In [None]:
#1.Set Up Environment
#Start by installing necessary libraries, including PySpark and any visualization libraries like Matplotlib or Seaborn

#2.Load Data
#python

from pyspark.sql import SparkSession

# Create Spark Session
spark = SparkSession.builder \
    .appName("Credit Card Transactions Analysis") \
    .getOrCreate()

# Load the dataset (assuming it's a CSV or JSON format)
df = spark.read.json("path/to/your/dataset.json")  # or .csv if applicable

#3.Data Exploration
df.show()
df.printSchema()

#4.Data Cleaning and Transformation
#Handling PII Data:Identify and discuss which columns contain PII (e.g., names, credit card numbers, etc.)
#Data Quality Assurance:

# Check for null values
df.select([count(when(isnan(c) | col(c).isNull(), c)).alias(c) for c in df.columns]).show()

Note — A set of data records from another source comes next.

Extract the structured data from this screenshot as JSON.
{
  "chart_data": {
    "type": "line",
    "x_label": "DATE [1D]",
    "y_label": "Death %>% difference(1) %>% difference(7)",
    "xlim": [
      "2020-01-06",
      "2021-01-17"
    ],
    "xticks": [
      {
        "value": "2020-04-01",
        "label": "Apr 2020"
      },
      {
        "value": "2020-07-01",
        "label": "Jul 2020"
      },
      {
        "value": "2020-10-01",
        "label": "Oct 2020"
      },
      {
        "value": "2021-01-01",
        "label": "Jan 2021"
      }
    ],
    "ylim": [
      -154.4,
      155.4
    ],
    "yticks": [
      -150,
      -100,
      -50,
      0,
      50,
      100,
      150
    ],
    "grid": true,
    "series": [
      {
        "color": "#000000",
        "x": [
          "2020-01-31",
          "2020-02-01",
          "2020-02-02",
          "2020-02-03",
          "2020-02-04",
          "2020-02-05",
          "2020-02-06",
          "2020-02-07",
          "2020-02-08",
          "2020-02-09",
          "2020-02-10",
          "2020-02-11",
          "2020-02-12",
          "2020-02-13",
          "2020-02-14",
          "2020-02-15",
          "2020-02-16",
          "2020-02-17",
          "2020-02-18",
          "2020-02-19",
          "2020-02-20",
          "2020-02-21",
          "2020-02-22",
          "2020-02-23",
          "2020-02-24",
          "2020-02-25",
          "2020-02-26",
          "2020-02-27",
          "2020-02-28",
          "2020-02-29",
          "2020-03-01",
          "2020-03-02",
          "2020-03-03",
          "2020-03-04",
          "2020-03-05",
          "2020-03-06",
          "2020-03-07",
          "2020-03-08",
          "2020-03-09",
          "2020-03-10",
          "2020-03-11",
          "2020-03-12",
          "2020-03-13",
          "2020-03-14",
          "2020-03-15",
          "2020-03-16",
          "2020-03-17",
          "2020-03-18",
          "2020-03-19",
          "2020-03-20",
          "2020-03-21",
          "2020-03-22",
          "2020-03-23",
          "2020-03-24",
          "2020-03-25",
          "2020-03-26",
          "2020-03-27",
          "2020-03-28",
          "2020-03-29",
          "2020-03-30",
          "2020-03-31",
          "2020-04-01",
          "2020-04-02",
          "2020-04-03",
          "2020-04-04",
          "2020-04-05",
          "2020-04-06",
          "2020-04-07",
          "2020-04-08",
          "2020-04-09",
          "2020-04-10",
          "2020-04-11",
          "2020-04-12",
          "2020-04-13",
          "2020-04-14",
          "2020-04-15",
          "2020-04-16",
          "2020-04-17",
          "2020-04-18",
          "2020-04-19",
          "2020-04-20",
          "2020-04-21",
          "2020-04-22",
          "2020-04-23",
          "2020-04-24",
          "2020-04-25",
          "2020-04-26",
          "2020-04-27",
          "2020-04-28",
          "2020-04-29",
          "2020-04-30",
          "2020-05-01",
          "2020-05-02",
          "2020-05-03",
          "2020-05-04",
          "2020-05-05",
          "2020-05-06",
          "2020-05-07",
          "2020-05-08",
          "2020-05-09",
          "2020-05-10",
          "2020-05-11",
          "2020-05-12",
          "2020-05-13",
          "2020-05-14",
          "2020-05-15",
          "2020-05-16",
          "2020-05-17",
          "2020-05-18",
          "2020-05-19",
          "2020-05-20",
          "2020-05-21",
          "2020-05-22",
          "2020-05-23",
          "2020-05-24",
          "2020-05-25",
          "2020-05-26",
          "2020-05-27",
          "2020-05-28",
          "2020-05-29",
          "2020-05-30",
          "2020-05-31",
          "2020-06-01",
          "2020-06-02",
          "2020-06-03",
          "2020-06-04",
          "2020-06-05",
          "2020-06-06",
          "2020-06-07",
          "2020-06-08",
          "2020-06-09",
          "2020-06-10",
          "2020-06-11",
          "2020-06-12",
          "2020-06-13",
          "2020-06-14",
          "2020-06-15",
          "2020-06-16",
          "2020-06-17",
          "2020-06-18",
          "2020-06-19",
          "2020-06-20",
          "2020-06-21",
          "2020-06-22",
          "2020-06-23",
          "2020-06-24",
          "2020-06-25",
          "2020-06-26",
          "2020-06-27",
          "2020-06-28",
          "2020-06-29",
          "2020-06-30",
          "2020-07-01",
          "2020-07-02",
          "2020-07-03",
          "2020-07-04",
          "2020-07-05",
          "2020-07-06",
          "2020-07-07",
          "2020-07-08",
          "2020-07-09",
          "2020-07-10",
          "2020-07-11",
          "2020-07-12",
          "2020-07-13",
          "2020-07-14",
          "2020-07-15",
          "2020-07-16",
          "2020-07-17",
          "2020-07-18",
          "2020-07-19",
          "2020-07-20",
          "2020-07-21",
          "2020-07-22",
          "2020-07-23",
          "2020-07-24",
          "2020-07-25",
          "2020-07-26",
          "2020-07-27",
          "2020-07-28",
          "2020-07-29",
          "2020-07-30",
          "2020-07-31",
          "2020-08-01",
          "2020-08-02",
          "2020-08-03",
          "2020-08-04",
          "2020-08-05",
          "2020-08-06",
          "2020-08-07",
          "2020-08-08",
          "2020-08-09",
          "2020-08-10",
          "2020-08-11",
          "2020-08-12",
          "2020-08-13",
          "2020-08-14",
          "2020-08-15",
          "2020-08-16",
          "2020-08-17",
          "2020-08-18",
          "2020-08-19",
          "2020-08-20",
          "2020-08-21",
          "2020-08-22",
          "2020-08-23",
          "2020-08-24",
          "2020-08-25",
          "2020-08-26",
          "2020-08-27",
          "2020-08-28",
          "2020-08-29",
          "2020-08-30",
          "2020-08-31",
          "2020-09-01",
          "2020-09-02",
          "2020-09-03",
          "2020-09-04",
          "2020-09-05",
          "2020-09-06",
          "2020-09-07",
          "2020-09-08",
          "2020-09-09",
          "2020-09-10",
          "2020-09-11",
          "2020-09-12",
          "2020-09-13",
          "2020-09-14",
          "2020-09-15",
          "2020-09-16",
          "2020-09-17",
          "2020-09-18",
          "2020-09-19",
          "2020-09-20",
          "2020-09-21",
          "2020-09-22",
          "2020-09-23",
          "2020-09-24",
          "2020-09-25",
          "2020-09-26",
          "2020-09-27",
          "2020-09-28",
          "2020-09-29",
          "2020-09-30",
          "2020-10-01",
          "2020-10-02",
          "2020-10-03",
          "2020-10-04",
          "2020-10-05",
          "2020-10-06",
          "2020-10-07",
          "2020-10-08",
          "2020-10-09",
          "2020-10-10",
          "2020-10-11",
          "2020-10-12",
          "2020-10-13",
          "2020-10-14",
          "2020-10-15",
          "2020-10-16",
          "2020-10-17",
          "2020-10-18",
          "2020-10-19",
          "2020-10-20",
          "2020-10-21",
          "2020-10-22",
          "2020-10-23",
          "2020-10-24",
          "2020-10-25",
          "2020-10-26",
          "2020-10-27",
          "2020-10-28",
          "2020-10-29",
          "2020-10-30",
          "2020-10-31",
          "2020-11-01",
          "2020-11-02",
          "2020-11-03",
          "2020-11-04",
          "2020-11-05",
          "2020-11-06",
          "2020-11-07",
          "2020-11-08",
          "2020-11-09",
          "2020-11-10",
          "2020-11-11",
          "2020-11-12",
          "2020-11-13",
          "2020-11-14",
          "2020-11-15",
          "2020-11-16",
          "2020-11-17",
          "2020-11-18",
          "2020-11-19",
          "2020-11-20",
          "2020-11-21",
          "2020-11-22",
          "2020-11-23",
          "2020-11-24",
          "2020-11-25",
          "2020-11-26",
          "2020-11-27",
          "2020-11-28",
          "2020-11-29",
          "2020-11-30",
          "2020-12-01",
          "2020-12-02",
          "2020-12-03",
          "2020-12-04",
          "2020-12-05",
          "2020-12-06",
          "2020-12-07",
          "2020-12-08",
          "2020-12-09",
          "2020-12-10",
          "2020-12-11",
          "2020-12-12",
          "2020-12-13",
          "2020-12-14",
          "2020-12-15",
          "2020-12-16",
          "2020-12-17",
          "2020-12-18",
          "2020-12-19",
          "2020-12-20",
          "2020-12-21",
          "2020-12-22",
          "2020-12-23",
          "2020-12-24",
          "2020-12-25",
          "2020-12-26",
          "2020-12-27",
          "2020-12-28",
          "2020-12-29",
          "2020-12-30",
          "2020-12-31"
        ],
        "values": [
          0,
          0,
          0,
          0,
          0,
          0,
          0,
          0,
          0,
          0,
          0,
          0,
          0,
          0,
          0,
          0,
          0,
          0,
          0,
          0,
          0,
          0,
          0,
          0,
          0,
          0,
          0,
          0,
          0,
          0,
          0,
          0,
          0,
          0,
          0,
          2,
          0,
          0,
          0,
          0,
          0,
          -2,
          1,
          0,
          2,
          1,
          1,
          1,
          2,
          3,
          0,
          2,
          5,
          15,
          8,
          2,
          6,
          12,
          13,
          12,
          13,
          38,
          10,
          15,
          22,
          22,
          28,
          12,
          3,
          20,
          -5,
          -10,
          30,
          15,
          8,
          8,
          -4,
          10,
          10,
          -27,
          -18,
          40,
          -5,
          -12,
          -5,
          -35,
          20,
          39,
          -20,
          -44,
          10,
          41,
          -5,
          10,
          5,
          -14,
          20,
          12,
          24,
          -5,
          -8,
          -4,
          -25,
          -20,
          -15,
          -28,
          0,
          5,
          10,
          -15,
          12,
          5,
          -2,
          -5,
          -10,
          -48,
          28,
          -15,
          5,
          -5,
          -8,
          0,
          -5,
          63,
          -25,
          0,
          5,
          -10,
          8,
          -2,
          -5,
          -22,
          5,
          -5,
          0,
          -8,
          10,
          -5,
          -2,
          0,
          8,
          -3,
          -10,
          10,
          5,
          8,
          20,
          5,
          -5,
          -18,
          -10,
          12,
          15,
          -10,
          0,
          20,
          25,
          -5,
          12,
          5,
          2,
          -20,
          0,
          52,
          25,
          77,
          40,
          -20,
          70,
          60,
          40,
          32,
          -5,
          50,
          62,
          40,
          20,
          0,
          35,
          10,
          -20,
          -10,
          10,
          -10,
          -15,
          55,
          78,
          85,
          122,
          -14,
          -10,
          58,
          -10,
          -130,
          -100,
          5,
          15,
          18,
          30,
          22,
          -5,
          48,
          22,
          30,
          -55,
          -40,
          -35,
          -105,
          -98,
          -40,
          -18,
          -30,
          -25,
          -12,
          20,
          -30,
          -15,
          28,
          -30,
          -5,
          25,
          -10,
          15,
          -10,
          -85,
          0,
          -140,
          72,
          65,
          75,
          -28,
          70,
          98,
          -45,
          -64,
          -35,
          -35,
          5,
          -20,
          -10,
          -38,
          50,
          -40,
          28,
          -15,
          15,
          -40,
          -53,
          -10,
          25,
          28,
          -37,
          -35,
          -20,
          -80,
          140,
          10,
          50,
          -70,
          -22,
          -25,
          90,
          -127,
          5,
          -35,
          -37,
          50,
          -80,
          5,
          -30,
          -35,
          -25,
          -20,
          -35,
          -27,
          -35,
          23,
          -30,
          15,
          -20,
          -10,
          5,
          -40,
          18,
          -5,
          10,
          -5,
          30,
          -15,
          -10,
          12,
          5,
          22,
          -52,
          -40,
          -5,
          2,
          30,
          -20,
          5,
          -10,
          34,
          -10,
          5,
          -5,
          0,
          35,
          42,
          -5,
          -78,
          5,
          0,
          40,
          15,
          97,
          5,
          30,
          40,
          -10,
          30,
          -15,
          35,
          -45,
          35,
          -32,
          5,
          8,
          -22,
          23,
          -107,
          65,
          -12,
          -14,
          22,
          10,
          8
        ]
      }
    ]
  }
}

# Example of dropping rows with null values
df = df.na.drop()

#JSON Flattening:Flatten any JSON data if applicable, using functions like explode() if you encounter nested structures

# Flatten the JSON structure (if needed)
# df = df.withColumn("new_column", explode(df.json_column))

#Timestamp Conversion:

from pyspark.sql.functions import from_utc_timestamp, to_timestamp

df = df.withColumn("trans_date_trans_time", from_utc_timestamp(to_timestamp("trans_date_trans_time"), "UTC+8"))
# Repeat for other timestamp columns as necessary.


#Name Derivation:

#Derive first and last names from a person_name column, handling any dirty

from pyspark.sql.functions import split, trim

df = df.withColumn("first", trim(split(df.person_name, ",").getItem(0)))
df = df.withColumn("last", trim(split(df.person_name, ",").getItem(1)))


#5.Visualizations and Analysis

Import matplotlib.pyplot as plt
import pandas as pd

# Convert to Pandas for visualization if necessary
pdf = df.toPandas()

# Example visualization: Total transactions by category
transaction_counts = pdf['category'].value_counts()
transaction_counts.plot(kind='bar')
plt.title('Transaction Counts by Category')
plt.xlabel('Category')
plt.ylabel('Counts')
plt.show()
### Data Cleaning Process
#The dataset contained various null values and inconsistencies, particularly within the `person_name` field. We separated this into first and last names using a split approach, ensuring values are trimmed to remove excess whitespace.